POSTEL: What's your assessment of the role that Egyptian liberals have played in the journey from Tahrir Square and the January 25th (2011) revolution to the June 30th (2013) demonstrations and the coup, up to the present moment?

FADEL: Unfortunately, I think they've played a negative role. They've contributed to the crisis that we're experiencing today. Although they're not necessarily politically powerful in terms of their ability to generate votes, I think a lot of them, particularly somebody like Mohamed ElBaradei, because of his international legitimacy, his criticism of Morsi and the transition I think really undermined the ability of the Egyptian state to defend itself, to defend its legitimacy against this coup. The fact that he went to Europe and accused Morsi of recreating an authoritarian state really helped pave the way for a coup. So it's only a little ironic that ElBaradei, after having paved the way for a coup and trying to legitimize the coup, and actually having served as an official in the government appointed by the military, ended up having to flee Egypt for Europe because he was shocked, scandalized, by the use of violence, when we know that violence is a normal consequence of military coups.
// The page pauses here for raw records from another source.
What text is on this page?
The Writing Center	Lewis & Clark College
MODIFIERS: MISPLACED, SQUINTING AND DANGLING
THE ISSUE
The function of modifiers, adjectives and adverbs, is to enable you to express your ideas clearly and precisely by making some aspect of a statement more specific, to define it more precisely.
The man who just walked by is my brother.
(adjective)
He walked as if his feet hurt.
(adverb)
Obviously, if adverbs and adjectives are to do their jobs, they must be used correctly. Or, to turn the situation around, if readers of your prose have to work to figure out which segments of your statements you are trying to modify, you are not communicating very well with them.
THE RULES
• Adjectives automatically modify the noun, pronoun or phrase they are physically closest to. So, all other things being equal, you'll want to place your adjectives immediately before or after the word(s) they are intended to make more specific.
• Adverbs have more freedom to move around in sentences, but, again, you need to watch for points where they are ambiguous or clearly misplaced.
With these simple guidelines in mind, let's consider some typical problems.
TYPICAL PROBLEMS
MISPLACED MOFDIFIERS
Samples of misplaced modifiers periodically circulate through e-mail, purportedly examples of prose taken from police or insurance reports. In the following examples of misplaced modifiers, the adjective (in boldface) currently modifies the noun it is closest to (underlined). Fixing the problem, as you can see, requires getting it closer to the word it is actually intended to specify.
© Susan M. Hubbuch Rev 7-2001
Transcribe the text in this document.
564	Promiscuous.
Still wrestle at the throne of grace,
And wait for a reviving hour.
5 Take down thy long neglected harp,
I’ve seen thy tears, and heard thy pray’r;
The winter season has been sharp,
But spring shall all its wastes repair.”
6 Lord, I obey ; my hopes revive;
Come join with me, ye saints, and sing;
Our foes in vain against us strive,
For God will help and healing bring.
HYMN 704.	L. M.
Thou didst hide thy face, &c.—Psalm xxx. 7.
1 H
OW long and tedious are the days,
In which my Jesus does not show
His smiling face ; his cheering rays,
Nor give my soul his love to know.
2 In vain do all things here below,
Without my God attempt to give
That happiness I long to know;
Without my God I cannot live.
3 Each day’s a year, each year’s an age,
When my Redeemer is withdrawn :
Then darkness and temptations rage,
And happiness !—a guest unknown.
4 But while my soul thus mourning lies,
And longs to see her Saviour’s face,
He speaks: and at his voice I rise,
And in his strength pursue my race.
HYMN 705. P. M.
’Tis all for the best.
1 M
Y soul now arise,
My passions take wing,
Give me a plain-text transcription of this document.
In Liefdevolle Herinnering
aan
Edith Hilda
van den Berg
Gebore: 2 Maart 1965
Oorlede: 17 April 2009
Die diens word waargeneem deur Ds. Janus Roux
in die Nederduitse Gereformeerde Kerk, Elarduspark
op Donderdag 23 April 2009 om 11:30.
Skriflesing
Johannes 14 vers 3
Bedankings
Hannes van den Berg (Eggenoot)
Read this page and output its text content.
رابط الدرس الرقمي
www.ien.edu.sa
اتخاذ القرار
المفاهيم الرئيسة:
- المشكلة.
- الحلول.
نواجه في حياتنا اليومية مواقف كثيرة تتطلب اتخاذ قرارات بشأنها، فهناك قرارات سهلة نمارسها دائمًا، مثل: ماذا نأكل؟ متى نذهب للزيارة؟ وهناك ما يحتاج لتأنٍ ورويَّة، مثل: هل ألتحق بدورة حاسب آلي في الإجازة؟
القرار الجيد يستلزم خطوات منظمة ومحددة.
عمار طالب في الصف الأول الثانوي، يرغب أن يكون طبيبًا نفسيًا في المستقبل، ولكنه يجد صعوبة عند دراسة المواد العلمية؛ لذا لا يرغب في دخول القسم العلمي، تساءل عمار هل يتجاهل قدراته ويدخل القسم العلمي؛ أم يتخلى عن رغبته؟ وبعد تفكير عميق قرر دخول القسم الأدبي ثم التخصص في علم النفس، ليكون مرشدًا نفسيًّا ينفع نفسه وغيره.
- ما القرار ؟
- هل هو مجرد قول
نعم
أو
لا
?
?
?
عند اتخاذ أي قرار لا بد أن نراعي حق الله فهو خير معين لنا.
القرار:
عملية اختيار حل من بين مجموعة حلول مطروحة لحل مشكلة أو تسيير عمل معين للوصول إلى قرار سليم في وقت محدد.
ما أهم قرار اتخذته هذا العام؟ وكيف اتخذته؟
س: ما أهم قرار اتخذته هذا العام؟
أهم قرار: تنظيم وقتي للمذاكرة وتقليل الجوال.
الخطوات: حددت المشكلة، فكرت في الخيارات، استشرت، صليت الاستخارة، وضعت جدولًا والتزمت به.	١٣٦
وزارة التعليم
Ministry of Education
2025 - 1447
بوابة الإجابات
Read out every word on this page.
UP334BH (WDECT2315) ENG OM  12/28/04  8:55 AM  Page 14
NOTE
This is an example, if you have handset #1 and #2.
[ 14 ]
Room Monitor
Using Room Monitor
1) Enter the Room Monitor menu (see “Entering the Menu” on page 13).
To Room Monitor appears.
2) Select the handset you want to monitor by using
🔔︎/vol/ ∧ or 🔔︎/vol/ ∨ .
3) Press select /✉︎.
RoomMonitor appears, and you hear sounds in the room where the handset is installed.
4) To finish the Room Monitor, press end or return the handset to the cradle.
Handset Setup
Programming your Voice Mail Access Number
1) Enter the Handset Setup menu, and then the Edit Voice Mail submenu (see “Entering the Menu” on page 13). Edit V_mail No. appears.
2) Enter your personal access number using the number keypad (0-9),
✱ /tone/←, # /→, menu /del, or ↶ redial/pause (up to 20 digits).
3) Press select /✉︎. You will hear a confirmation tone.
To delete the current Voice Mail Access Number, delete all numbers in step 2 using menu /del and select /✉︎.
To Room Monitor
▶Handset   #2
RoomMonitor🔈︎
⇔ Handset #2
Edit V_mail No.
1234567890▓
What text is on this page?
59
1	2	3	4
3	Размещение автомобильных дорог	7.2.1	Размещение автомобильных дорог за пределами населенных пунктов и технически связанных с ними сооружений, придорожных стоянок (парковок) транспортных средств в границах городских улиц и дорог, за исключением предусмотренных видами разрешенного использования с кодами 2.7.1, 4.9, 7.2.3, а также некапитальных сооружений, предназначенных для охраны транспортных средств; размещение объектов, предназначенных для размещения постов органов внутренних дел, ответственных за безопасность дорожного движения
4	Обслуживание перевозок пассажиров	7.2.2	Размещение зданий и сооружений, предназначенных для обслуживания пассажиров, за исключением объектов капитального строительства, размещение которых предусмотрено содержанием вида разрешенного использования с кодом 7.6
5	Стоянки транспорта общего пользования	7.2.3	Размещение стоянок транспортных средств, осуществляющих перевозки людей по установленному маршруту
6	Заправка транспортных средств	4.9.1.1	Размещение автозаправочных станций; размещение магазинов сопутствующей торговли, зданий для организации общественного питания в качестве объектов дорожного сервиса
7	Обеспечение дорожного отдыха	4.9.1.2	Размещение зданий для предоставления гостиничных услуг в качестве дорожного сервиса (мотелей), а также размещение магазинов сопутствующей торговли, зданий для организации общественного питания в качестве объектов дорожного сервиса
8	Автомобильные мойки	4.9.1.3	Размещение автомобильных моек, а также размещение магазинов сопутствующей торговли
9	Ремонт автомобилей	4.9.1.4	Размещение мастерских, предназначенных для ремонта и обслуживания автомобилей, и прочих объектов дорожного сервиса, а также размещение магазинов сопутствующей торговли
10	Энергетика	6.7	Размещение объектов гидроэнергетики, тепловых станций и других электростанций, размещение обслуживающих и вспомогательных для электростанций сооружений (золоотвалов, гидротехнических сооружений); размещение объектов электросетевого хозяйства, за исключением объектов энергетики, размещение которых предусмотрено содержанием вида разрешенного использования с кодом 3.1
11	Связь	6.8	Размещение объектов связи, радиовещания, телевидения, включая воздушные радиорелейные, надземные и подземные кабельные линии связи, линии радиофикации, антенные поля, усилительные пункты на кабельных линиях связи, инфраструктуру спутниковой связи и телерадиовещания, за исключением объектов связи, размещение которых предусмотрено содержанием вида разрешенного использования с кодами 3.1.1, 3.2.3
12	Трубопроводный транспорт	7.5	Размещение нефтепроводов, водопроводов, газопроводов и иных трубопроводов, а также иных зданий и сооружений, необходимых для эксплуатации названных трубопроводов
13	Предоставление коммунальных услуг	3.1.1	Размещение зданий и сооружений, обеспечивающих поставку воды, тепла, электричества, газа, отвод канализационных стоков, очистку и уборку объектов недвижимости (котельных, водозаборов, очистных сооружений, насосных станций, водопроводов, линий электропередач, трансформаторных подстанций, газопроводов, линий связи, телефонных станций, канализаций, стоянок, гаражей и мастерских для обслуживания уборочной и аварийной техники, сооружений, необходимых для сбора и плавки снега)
So I think there's a mixture here of, for lack of a better term, political naiveté and an unwarranted sense of political entitlement that led Egyptian liberals to collaborate with the most authoritarian elements of the Egyptian state instead of accepting a role of an opposition to a flawed civilian-elected government, as all civilian-elected governments in democracies are. They could have exercised a little bit of patience. Maybe it would have taken 10 years for them to develop really functional and effective political parties. But today what's the outlook? Much worse, I think.

POSTEL: To be fair, not all Egyptian liberals supported the coup. Some strongly opposed it -- Amr Hamzawy, for example.

FADEL: Yes, that's true.

POSTEL: What role do you think the United States should play in Egypt's political crisis at this point?

FADEL: That's a difficult question. The United States has played such a bad role in Egyptian politics for the last 40 years, since Sadat abandoned the Soviet Union and embraced the United States. The US brand has been so tarnished in Egypt, it's hard to imagine what kind of positive role it could play. In fact, one of the most devastating charges that the Morsi regime had to deal with was that it was collaborating with the Americans. This was one of the more bizarre accusations, that the Muslim Brotherhood was in cahoots with the United States, that they were US agents, agents of Zionism and American imperialism -- simply because the United States was acting in a reasonable fashion, respecting democratic elections.

So it's really hard to know what the United States could do, even assuming it wanted to help Egypt, because right now everybody thinks the United States is acting against it. And so my personal preference is for the United States to take a stance of neutrality. I mean, I think the United States should stop military aid to Egypt. Not because it wants to support this party or that party, but it should tell Egypt very simply, look, if you guys think that we're playing such a corrosive, detrimental role, then we are happy to cut all our ties. You don't want us? Fine. I think that would be the most positive thing for the long-term health of the Egyptian-US relationship.

Right now, as an Egyptian, I think it's crucial for Egypt to have good relations with the United States, but in the right way, one that backs civil society, not the military. But Egypt right now is not ready for that, because the United States, due to its history with Egypt, is too tarnished to be a credible interlocutor. So shrink the size of the US staff in Egypt. The embassy there is massive. Say okay, we're going to bring back all but essential personnel. We're going to stop all military cooperation, we're going to stop further military sales, until you guys work it out. Because we don't want to be blamed by anybody. I think that would be the best thing the United States could do.